I got my blueberries covered not a moment too soon last week. Two robins and a blue jay flew away as I approached with the netting, so I think they had probably snagged the earliest ripening berries. I didn’t have time to pick until Friday, but when I did, the berries were plentiful and tasty, and I finished with probably 10 cups of berries from our three bushes.

While I picked, neighbors were busy loading a moving truck and several vehicles. While Sam and Anita Lotto will still be in town, we’ll miss having them a hop, skip, and a jump away. It’s also the biggest change in our immediate neighborhood in 30 years and marks the end of an era. Four families have lived and raised families here. Now that the kids are all grown and are living on their own, change was inevitable.

No need to worry that my husband and I will be next. I’m too busy dealing with my mother’s house to have time or energy for any other major changes for a while.


The minutes of the last Cambridge Conservation Commission meeting show that work has progressed to the point that the timeframe for an official public opening and donor appreciation event has been narrowed to September. The exact date will be set at the next meeting and will be dependent on the bridges being built and installed. I, for one, am curious to see what work has been done and what the trails reveal of the landscape.

The Cambridge Planning Commission recently announced a vacancy. Anyone interested in helping shape the Cambridge town plan should contact the commission’s clerk, Nick Jabour, at nicholas.jabour@gmail.com.

The planning commission holds its meetings at 7 p.m. on the third Monday of the month, at the Cambridge Town Office.

Video participation is possible for meetings, as it is for all municipal meetings.

The planning commission is also starting conversations about the town’s enhanced energy plan. This discussion will result in documented guidelines for new energy projects and will include both where the town thinks new energy projects would be useful and where we don’t want them to be. If you are interested in this topic, but couldn’t attend the July 19 meeting, you can reach the clerk at nicholas.jabour@gmail.com.


When I worked at Champlain College, battery recycling was easy.
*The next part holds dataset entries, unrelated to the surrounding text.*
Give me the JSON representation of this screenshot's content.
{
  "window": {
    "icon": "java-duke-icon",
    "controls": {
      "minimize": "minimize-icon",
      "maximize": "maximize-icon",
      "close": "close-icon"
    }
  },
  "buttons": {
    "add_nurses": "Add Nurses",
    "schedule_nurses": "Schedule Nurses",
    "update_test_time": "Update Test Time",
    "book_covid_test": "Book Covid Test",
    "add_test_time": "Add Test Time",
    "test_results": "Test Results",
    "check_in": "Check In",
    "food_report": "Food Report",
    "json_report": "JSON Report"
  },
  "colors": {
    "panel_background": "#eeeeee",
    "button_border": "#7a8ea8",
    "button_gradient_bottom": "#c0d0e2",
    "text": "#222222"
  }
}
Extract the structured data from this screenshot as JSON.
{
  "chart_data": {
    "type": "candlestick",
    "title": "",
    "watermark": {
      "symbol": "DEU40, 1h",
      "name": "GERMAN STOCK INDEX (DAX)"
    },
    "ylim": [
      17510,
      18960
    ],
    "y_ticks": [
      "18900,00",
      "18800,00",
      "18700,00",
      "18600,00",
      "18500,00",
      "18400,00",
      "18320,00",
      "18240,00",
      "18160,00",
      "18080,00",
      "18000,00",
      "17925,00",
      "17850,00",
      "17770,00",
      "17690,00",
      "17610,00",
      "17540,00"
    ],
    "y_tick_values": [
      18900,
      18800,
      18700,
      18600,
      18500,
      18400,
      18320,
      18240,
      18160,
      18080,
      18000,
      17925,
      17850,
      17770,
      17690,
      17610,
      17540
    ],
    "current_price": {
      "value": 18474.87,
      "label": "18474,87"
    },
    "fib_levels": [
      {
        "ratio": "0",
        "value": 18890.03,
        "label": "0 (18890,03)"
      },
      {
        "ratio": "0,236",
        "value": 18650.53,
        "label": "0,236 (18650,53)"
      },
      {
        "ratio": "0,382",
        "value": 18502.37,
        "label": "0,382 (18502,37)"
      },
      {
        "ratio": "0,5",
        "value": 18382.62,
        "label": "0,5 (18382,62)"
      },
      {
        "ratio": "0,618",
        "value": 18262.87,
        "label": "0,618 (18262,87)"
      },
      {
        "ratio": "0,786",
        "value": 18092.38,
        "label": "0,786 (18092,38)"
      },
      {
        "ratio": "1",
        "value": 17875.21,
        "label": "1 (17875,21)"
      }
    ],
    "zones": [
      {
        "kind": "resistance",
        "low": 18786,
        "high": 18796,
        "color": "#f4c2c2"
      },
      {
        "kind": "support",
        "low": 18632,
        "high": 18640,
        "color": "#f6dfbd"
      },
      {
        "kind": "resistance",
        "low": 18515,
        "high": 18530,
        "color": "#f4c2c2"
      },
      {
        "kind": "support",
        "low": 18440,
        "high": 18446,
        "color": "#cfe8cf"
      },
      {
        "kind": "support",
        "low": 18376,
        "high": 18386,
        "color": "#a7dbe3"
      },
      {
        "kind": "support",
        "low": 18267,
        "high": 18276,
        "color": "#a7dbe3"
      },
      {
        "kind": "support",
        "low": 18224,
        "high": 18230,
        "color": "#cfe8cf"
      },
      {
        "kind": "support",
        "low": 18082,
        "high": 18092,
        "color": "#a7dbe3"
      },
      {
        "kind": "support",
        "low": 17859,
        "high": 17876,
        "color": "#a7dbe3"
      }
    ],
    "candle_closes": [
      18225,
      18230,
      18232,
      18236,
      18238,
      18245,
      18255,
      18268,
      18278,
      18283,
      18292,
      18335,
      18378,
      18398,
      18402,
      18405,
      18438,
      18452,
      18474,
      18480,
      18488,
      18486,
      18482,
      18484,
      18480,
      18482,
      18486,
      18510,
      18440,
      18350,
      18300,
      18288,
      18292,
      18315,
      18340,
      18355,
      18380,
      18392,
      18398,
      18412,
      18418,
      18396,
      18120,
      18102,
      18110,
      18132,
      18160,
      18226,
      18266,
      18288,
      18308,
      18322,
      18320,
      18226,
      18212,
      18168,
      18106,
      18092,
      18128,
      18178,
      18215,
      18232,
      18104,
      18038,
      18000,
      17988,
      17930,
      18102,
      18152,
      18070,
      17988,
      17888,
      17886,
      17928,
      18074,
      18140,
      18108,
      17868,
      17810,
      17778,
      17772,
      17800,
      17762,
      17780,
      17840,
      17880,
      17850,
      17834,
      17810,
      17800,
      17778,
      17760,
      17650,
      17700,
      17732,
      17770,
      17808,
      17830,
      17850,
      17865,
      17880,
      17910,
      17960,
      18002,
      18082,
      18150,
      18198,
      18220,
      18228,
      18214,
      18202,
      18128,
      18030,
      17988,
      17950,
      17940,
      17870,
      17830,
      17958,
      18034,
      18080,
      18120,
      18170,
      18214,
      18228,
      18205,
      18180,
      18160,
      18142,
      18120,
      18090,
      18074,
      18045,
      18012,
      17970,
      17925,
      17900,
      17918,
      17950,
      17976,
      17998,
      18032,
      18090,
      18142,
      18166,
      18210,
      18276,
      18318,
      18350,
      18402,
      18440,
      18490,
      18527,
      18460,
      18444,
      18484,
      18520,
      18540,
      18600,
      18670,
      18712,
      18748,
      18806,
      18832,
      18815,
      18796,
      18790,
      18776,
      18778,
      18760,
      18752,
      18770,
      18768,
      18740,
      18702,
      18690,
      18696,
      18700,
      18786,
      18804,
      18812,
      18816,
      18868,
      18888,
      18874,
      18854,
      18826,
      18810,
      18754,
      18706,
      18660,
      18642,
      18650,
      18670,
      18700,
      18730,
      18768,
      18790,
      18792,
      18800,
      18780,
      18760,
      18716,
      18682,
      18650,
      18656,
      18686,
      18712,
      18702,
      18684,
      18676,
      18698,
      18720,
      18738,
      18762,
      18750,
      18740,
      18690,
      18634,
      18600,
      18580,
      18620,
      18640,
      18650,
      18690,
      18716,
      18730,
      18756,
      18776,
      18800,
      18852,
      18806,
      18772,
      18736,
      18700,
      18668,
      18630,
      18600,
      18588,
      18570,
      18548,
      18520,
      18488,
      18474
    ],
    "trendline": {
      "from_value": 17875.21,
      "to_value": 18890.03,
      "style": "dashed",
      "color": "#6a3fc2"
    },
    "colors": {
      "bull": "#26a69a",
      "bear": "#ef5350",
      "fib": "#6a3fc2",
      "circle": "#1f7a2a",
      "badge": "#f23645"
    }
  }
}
I simply took my used batteries to work with me and dropped them in one of three or four collection tubes on campus. But I haven’t been on campus since March 2020, so batteries have been mounting up in our house. I recently discovered that the Lamoille Regional Solid Waste District offers battery recycling at all its sites in Lamoille County. According to a recent announcement, batteries can be given to the site attendant.

Now if I can only figure out all those details for the expended batteries I’ve found at my mother’s. It’s in Caledonia County, in one of the big cell phone and internet voids that exist in extremely rural parts of the state, so finding pertinent information is always more challenging than in Cambridge. It’s one more reason I’m glad I live here.